South Carolina defines insurance as "a contract whereby one undertakes to indemnify another or pay a specified amount upon determinable contingencies...." § 38-1-20(19) (Supp.1993). Both the arrangement between the Roofers Fund and its members, and between the Roofers Fund and Mission, meet this statutory definition of insurance. Thus, under the Insurance Law's definitions, it appears the Roofers Fund is an insurer since it is an "association ... engaging in [a] kind of insurance ... business...."

This Court has never been asked whether a group self-insurer such as the Roofers Fund is an insurer. In a different context, we have noted that while single automobile self-insurers are not technically insurers, the service they provide is insurance. Wright v. Smallwood, --- S.C. ----, 419 S.E.2d 219 (1992); Southern Home Ins. Co. v. Burdette's Leasing Service, Inc., 268 S.C. 472, 234 S.E.2d 870 (1977); see also SCE & G v. Jeter, 288 S.C. 432, 343 S.E.2d 47 (Ct.App.1987); cf., Wake County Hosp. System, Inc. v. Nat'l Casualty Co., 804 F.Supp. 768 (E.D.N.C.1992) (noting South Carolina is among a minority of jurisdictions holding self-insurance is insurance); but see Collins Cadillac, Inc. v. Bigelow-Sanford, Inc., 276 S.C. 465, 279 S.E.2d 611 (1981) ("Bigelow, as a self-insurer held a dual role of insured and insurer....") In none of these cases, however, were we asked to decide whether the individual self-insurer met the statutory definition of insurer.

A single employer self-insured merely retains its own risk that an event will occur which will render it liable. See Zinke-Smith, Inc. v. Florida Ins. Guaranty Ass'n, 304 So.2d 507 (Fla.App. 4th Dist.1974) reh. denied 315 So.2d 469 (Fla.1975). Since insurance traditionally involves a transfer of risk from one entity to another, it is conceptually difficult to consider a single employer self-insured an insurer.
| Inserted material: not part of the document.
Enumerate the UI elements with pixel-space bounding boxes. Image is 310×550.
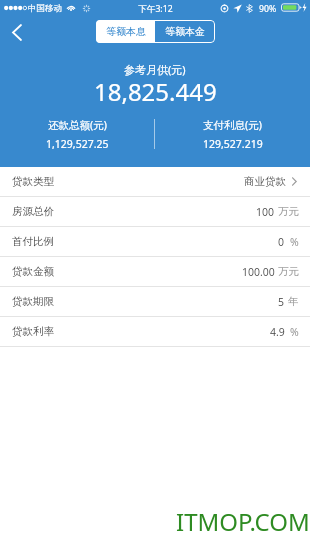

In contrast, the members of a group self-insurer such as Roofers Fund transfer a portion of their risk to the group, and in turn assume a risk that belongs to the other members of the group.

At the circuit court hearing all parties agreed there was some risk transferred from its members to the Roofers Fund, but the expert witnesses disagreed whether the amount of risk transferred was sufficient to characterize the relationship as insurance. The trial judge found the Guaranty Association's experts' opinions more credible and found there was a substantial transfer of risk. Since this finding is supported by the evidence, we affirm it. Noisette v. Ismail, 299 S.C. 243, 384 S.E.2d 310 (Ct.App.1989) ("Unless the cause of action and relief sought in a declaratory judgment action are distinctly equitable, the action will be considered one at law.") rev'd in part on other grounds 304 S.C. 56, 403 S.E.2d 122 (1991). Further, our statutory definition of insurance does not even reference risk transference, but instead requires a contractual agreement to pay or indemnify another.

We hold that since the Roofers Fund engages in a "kind of insurance", it is an insurer under § 38-1-20(25) and therefore its claim is not covered by the Act. § 38-31-20(6). We recognize that other jurisdictions have found coverage under their version of the guaranty act for self-insurers, but find each of those cases distinguishable. See Zinke-Smith, Inc., supra (single employer self-insurer and narrow statutory definition of insurer); In re Mission Ins. Co., 112 N.M. 433, 816 P.2d 502 (1991) (single employer self-insurer and statutory definitions of insurance and insurer); and Stamp v. Department of Labor and Industries, 122 Wash.2d 536, 859 P.2d 597 (1993) (single employer self-insurer and analogy to automobile self-insurer liability case law holding coverage is not insurance).